Sobre el homicidio. Jesús defiende la vida humana desde su concepción y el derecho a la misma (cf. el quinto mandamiento). Condena no solo la privación de la vida física, sino también toda acción y sentimiento de malquerencia, hasta el punto de establecer el amor al prójimo como condición previa para el culto auténtico a Dios. Jesús enseña que el amor al hermano y el culto a Dios irán ya unidos inseparablemente; de suerte que para estar en orden con Dios hemos de estarlo primero con los hermanos.

Sobre el adulterio. Jesús defiende la plena fidelidad conyugal basada en el amor entre los esposos. Para Él es inmoral no solo el adulterio consumado sino también el deseo de cometerlo, o sea, el adulterio del corazón. El radicalismo de la enseñanza moral de Jesús queda patente en la exageración intencionada y consciente del ojo arrancado y de la mano cortada, como cómplices de los deseos del corazón.

Sobre el divorcio. Jesús defiende la indisolubilidad del vínculo matrimonial. Restablece el orden que el Creador estableció al principio (serán los esposos «una sola carne») anulando la «tolerancia» de la ley de Moisés, sobre la que basaban su interpretación «de manga ancha» los maestros de Israel. La indisolubilidad del matrimonio que preconiza Cristo restablece la dignidad de la mujer y sus derechos y obligaciones en paridad con el varón. Éste gozaba de todos los privilegios al respecto, tan sólo con el libelo de repudio.

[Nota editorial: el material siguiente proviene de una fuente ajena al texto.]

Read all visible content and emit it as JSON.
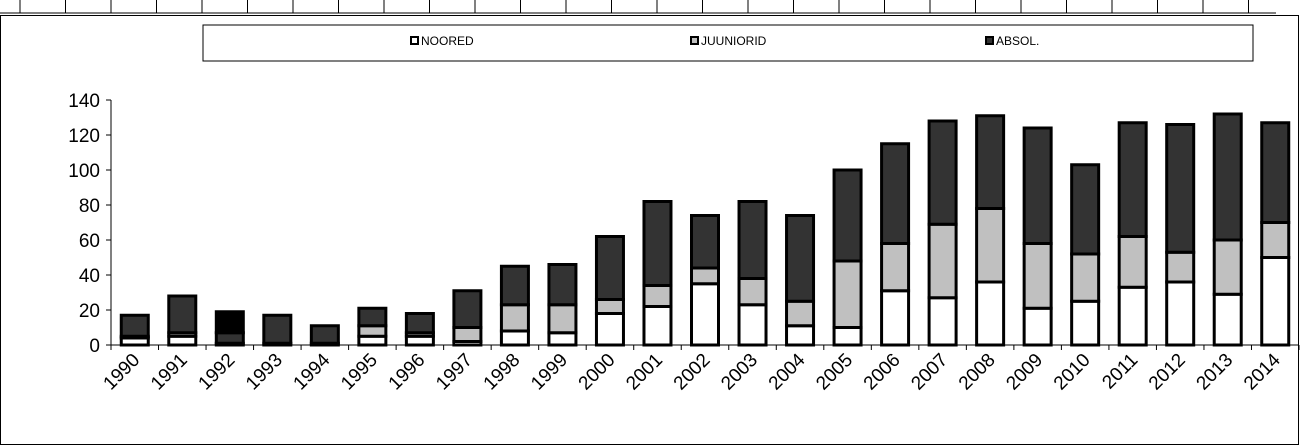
{
  "chart_data": {
    "type": "bar",
    "stacked": true,
    "categories": [
      "1990",
      "1991",
      "1992",
      "1993",
      "1994",
      "1995",
      "1996",
      "1997",
      "1998",
      "1999",
      "2000",
      "2001",
      "2002",
      "2003",
      "2004",
      "2005",
      "2006",
      "2007",
      "2008",
      "2009",
      "2010",
      "2011",
      "2012",
      "2013",
      "2014"
    ],
    "series": [
      {
        "name": "NOORED",
        "color": "#ffffff",
        "values": [
          4,
          5,
          0,
          0,
          0,
          5,
          5,
          2,
          8,
          7,
          18,
          22,
          35,
          23,
          11,
          10,
          31,
          27,
          36,
          21,
          25,
          33,
          36,
          29,
          50
        ]
      },
      {
        "name": "JUUNIORID",
        "color": "#c0c0c0",
        "values": [
          1,
          2,
          1,
          1,
          1,
          6,
          2,
          8,
          15,
          16,
          8,
          12,
          9,
          15,
          14,
          38,
          27,
          42,
          42,
          37,
          27,
          29,
          17,
          31,
          20
        ]
      },
      {
        "name": "ABSOL.",
        "color": "#333333",
        "values": [
          12,
          21,
          6,
          16,
          10,
          10,
          11,
          21,
          22,
          23,
          36,
          48,
          30,
          44,
          49,
          52,
          57,
          59,
          53,
          66,
          51,
          65,
          73,
          72,
          57
        ]
      },
      {
        "name": "",
        "color": "#000000",
        "values": [
          0,
          0,
          12,
          0,
          0,
          0,
          0,
          0,
          0,
          0,
          0,
          0,
          0,
          0,
          0,
          0,
          0,
          0,
          0,
          0,
          0,
          0,
          0,
          0,
          0
        ]
      }
    ],
    "ylim": [
      0,
      140
    ],
    "yticks": [
      0,
      20,
      40,
      60,
      80,
      100,
      120,
      140
    ],
    "grid": false,
    "legend": "top"
  }
}
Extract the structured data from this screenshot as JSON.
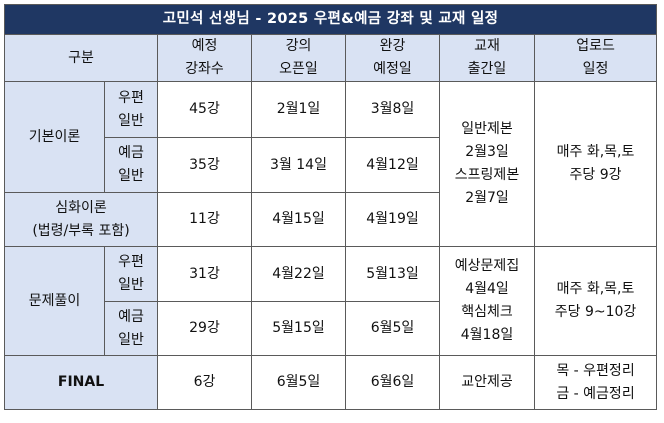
{
  "title": "고민석 선생님 - 2025 우편&예금 강좌 및 교재 일정",
  "header": {
    "category": "구분",
    "planned_count": [
      "예정",
      "강좌수"
    ],
    "open_date": [
      "강의",
      "오픈일"
    ],
    "complete_date": [
      "완강",
      "예정일"
    ],
    "book_date": [
      "교재",
      "출간일"
    ],
    "upload_schedule": [
      "업로드",
      "일정"
    ]
  },
  "rows": {
    "basic": {
      "label": "기본이론",
      "postal": {
        "sub": [
          "우편",
          "일반"
        ],
        "count": "45강",
        "open": "2월1일",
        "complete": "3월8일"
      },
      "deposit": {
        "sub": [
          "예금",
          "일반"
        ],
        "count": "35강",
        "open": "3월 14일",
        "complete": "4월12일"
      },
      "book": [
        "일반제본",
        "2월3일",
        "스프링제본",
        "2월7일"
      ],
      "upload": [
        "매주 화,목,토",
        "주당 9강"
      ]
    },
    "deep": {
      "label": [
        "심화이론",
        "(법령/부록 포함)"
      ],
      "count": "11강",
      "open": "4월15일",
      "complete": "4월19일"
    },
    "problem": {
      "label": "문제풀이",
      "postal": {
        "sub": [
          "우편",
          "일반"
        ],
        "count": "31강",
        "open": "4월22일",
        "complete": "5월13일"
      },
      "deposit": {
        "sub": [
          "예금",
          "일반"
        ],
        "count": "29강",
        "open": "5월15일",
        "complete": "6월5일"
      },
      "book": [
        "예상문제집",
        "4월4일",
        "핵심체크",
        "4월18일"
      ],
      "upload": [
        "매주 화,목,토",
        "주당 9~10강"
      ]
    },
    "final": {
      "label": "FINAL",
      "count": "6강",
      "open": "6월5일",
      "complete": "6월6일",
      "book": "교안제공",
      "upload": [
        "목 - 우편정리",
        "금 - 예금정리"
      ]
    }
  },
  "colors": {
    "title_bg": "#1f3763",
    "header_bg": "#d9e2f3",
    "border": "#5a5a5a"
  }
}
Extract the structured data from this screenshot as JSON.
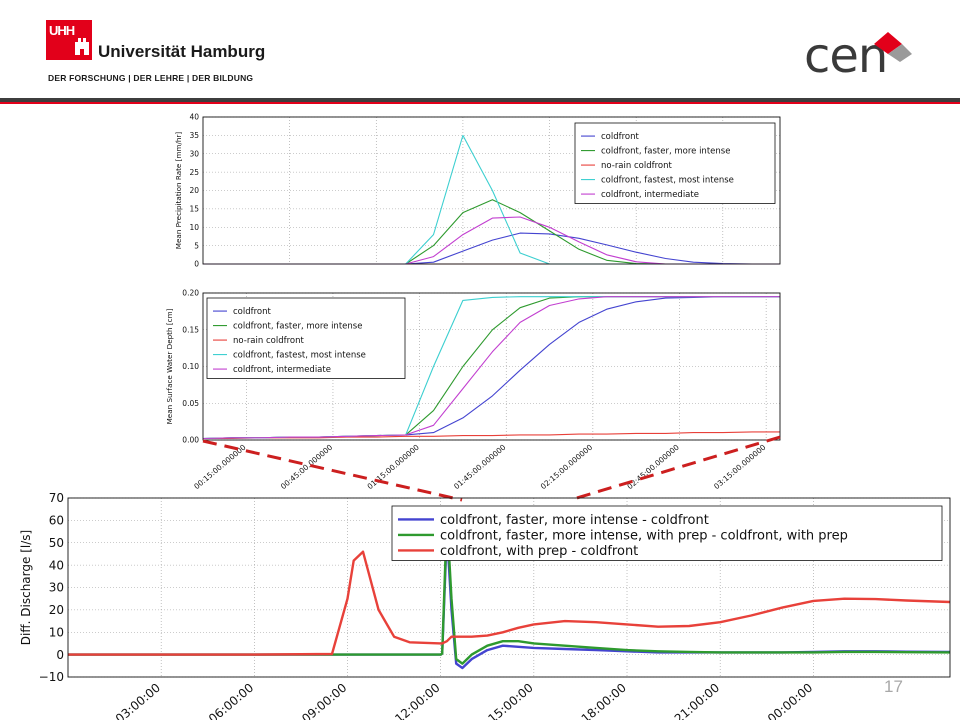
{
  "header": {
    "university_mark": "UHH",
    "university_name": "Universität Hamburg",
    "tagline": "DER FORSCHUNG | DER LEHRE | DER BILDUNG",
    "cen_label": "cen"
  },
  "page_number": "17",
  "colors": {
    "blue": "#4444d0",
    "green": "#2e9a2e",
    "red": "#e8413a",
    "cyan": "#3ccfd0",
    "magenta": "#c23fd0",
    "brand_red": "#e2001a",
    "zoom_dash": "#cc1f1f"
  },
  "chart_data": [
    {
      "type": "line",
      "ylabel": "Mean Precipitation Rate [mm/hr]",
      "ylim": [
        0,
        40
      ],
      "yticks": [
        "0",
        "5",
        "10",
        "15",
        "20",
        "25",
        "30",
        "35",
        "40"
      ],
      "grid": true,
      "legend_position": "top-right",
      "x_hours": [
        0.0,
        0.17,
        0.33,
        0.5,
        0.67,
        0.83,
        1.0,
        1.17,
        1.33,
        1.5,
        1.67,
        1.83,
        2.0,
        2.17,
        2.33,
        2.5,
        2.67,
        2.83,
        3.0,
        3.17,
        3.33
      ],
      "series": [
        {
          "name": "coldfront",
          "color": "blue",
          "values": [
            0,
            0,
            0,
            0,
            0,
            0,
            0,
            0,
            0.5,
            3.5,
            6.5,
            8.4,
            8.2,
            7.0,
            5.2,
            3.2,
            1.5,
            0.5,
            0.1,
            0,
            0
          ]
        },
        {
          "name": "coldfront, faster, more intense",
          "color": "green",
          "values": [
            0,
            0,
            0,
            0,
            0,
            0,
            0,
            0,
            5,
            14,
            17.5,
            14,
            9,
            4,
            1,
            0.1,
            0,
            0,
            0,
            0,
            0
          ]
        },
        {
          "name": "no-rain coldfront",
          "color": "red",
          "values": [
            0,
            0,
            0,
            0,
            0,
            0,
            0,
            0,
            0,
            0,
            0,
            0,
            0,
            0,
            0,
            0,
            0,
            0,
            0,
            0,
            0
          ]
        },
        {
          "name": "coldfront, fastest, most intense",
          "color": "cyan",
          "values": [
            0,
            0,
            0,
            0,
            0,
            0,
            0,
            0,
            8,
            35,
            20,
            3,
            0,
            0,
            0,
            0,
            0,
            0,
            0,
            0,
            0
          ]
        },
        {
          "name": "coldfront, intermediate",
          "color": "magenta",
          "values": [
            0,
            0,
            0,
            0,
            0,
            0,
            0,
            0,
            2,
            8,
            12.5,
            12.8,
            10,
            6,
            2.5,
            0.6,
            0,
            0,
            0,
            0,
            0
          ]
        }
      ]
    },
    {
      "type": "line",
      "ylabel": "Mean Surface Water Depth [cm]",
      "ylim": [
        0,
        0.2
      ],
      "yticks": [
        "0.00",
        "0.05",
        "0.10",
        "0.15",
        "0.20"
      ],
      "x_tick_labels": [
        "00:15:00.000000",
        "00:45:00.000000",
        "01:15:00.000000",
        "01:45:00.000000",
        "02:15:00.000000",
        "02:45:00.000000",
        "03:15:00.000000"
      ],
      "grid": true,
      "legend_position": "top-left",
      "x_hours": [
        0.0,
        0.17,
        0.33,
        0.5,
        0.67,
        0.83,
        1.0,
        1.17,
        1.33,
        1.5,
        1.67,
        1.83,
        2.0,
        2.17,
        2.33,
        2.5,
        2.67,
        2.83,
        3.0,
        3.17,
        3.33
      ],
      "series": [
        {
          "name": "coldfront",
          "color": "blue",
          "values": [
            0.002,
            0.003,
            0.003,
            0.004,
            0.004,
            0.005,
            0.006,
            0.007,
            0.01,
            0.03,
            0.06,
            0.095,
            0.13,
            0.16,
            0.178,
            0.188,
            0.193,
            0.194,
            0.195,
            0.195,
            0.195
          ]
        },
        {
          "name": "coldfront, faster, more intense",
          "color": "green",
          "values": [
            0.002,
            0.003,
            0.003,
            0.004,
            0.004,
            0.005,
            0.006,
            0.007,
            0.04,
            0.1,
            0.15,
            0.18,
            0.193,
            0.195,
            0.195,
            0.195,
            0.195,
            0.195,
            0.195,
            0.195,
            0.195
          ]
        },
        {
          "name": "no-rain coldfront",
          "color": "red",
          "values": [
            0.002,
            0.002,
            0.003,
            0.003,
            0.003,
            0.004,
            0.004,
            0.005,
            0.005,
            0.006,
            0.006,
            0.007,
            0.007,
            0.008,
            0.008,
            0.009,
            0.009,
            0.01,
            0.01,
            0.011,
            0.011
          ]
        },
        {
          "name": "coldfront, fastest, most intense",
          "color": "cyan",
          "values": [
            0.002,
            0.003,
            0.003,
            0.004,
            0.004,
            0.005,
            0.006,
            0.007,
            0.1,
            0.19,
            0.194,
            0.195,
            0.195,
            0.195,
            0.195,
            0.195,
            0.195,
            0.195,
            0.195,
            0.195,
            0.195
          ]
        },
        {
          "name": "coldfront, intermediate",
          "color": "magenta",
          "values": [
            0.002,
            0.003,
            0.003,
            0.004,
            0.004,
            0.005,
            0.006,
            0.007,
            0.02,
            0.07,
            0.12,
            0.16,
            0.183,
            0.192,
            0.195,
            0.195,
            0.195,
            0.195,
            0.195,
            0.195,
            0.195
          ]
        }
      ]
    },
    {
      "type": "line",
      "ylabel": "Diff. Discharge [l/s]",
      "ylim": [
        -10,
        70
      ],
      "yticks": [
        "−10",
        "0",
        "10",
        "20",
        "30",
        "40",
        "50",
        "60",
        "70"
      ],
      "x_tick_labels": [
        "03:00:00",
        "06:00:00",
        "09:00:00",
        "12:00:00",
        "15:00:00",
        "18:00:00",
        "21:00:00",
        "00:00:00"
      ],
      "grid": true,
      "legend_position": "top-right",
      "x_hours": [
        0,
        3,
        6,
        8.5,
        9,
        9.2,
        9.5,
        10,
        10.5,
        11,
        12,
        12.05,
        12.2,
        12.35,
        12.5,
        12.7,
        13,
        13.5,
        14,
        14.5,
        15,
        16,
        17,
        18,
        19,
        20,
        21,
        22,
        23,
        24,
        25,
        26,
        27,
        28.4
      ],
      "series": [
        {
          "name": "coldfront, faster, more intense - coldfront",
          "color": "blue",
          "values": [
            0,
            0,
            0,
            0,
            0,
            0,
            0,
            0,
            0,
            0,
            0,
            0.5,
            55,
            20,
            -4,
            -6,
            -2,
            2,
            4,
            3.5,
            3,
            2.5,
            2,
            1.5,
            1,
            1,
            1,
            1,
            1,
            1.2,
            1.5,
            1.5,
            1.3,
            1.2
          ]
        },
        {
          "name": "coldfront, faster, more intense, with prep - coldfront, with prep",
          "color": "green",
          "values": [
            0,
            0,
            0,
            0,
            0,
            0,
            0,
            0,
            0,
            0,
            0,
            0.5,
            62,
            25,
            -2,
            -4,
            0,
            4,
            6,
            6,
            5,
            4,
            3,
            2,
            1.5,
            1.2,
            1,
            1,
            1,
            1,
            1.2,
            1.2,
            1.1,
            1
          ]
        },
        {
          "name": "coldfront, with prep - coldfront",
          "color": "red",
          "values": [
            0,
            0,
            0,
            0.3,
            25,
            42,
            46,
            20,
            8,
            5.5,
            5,
            5,
            6,
            8,
            8,
            8,
            8,
            8.5,
            10,
            12,
            13.5,
            15,
            14.5,
            13.5,
            12.5,
            12.8,
            14.5,
            17.5,
            21,
            24,
            25,
            24.8,
            24.2,
            23.5
          ]
        }
      ]
    }
  ]
}
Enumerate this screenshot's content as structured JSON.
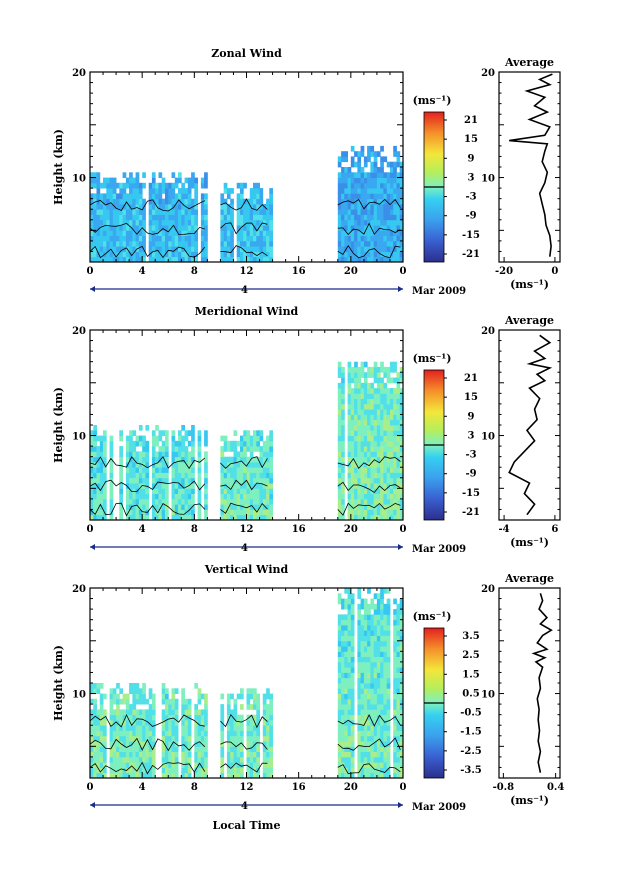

Sobre el perjurio. Jesús defiende la verdad, la sinceridad, la honradez y la lealtad. Excluye para el cristiano no sólo el incumplimiento del juramento hecho a Dios, sino también el mismo hecho de jurar por el cielo, por la tierra, por el templo de Jerusalén o por la propia vida, porque contra la mentira no hay más salvaguarda que vivir en la verdad y en la sinceridad de hermanos que saben que son hijos de Dios.

El hecho de que Jesús ponga la plenitud del Reino de Dios en el amor, que debe animar toda la vida del discípulo, indica la importancia del mismo. La ley es necesaria en toda sociedad civil o estado de derecho como expresión de las condiciones mínimas que hagan posible la convivencia y la salvaguarda de los derechos humanos; de otra forma se impondría la ley del más fuerte. También la comunidad eclesial tiene una ley primera y básica que es el Evangelio. Esta ley tiene la función de educar progresivamente al cristiano en el amor. Y cuando el cristiano llega a su plena madurez y perfección no se siente coaccionado por la ley; ésta le sobra. Por eso decía san Agustín: «Ama y haz lo que quieras». Y san Juan de la Cruz, al final de la Subida al Monte, escribe: «Por aquí ya no hay camino; que para el justo no hay ley».

Ojalá que, cada uno de los creyentes del Alto Aragón, hagamos realidad que «más allá de la ley, está la excelencia del amor».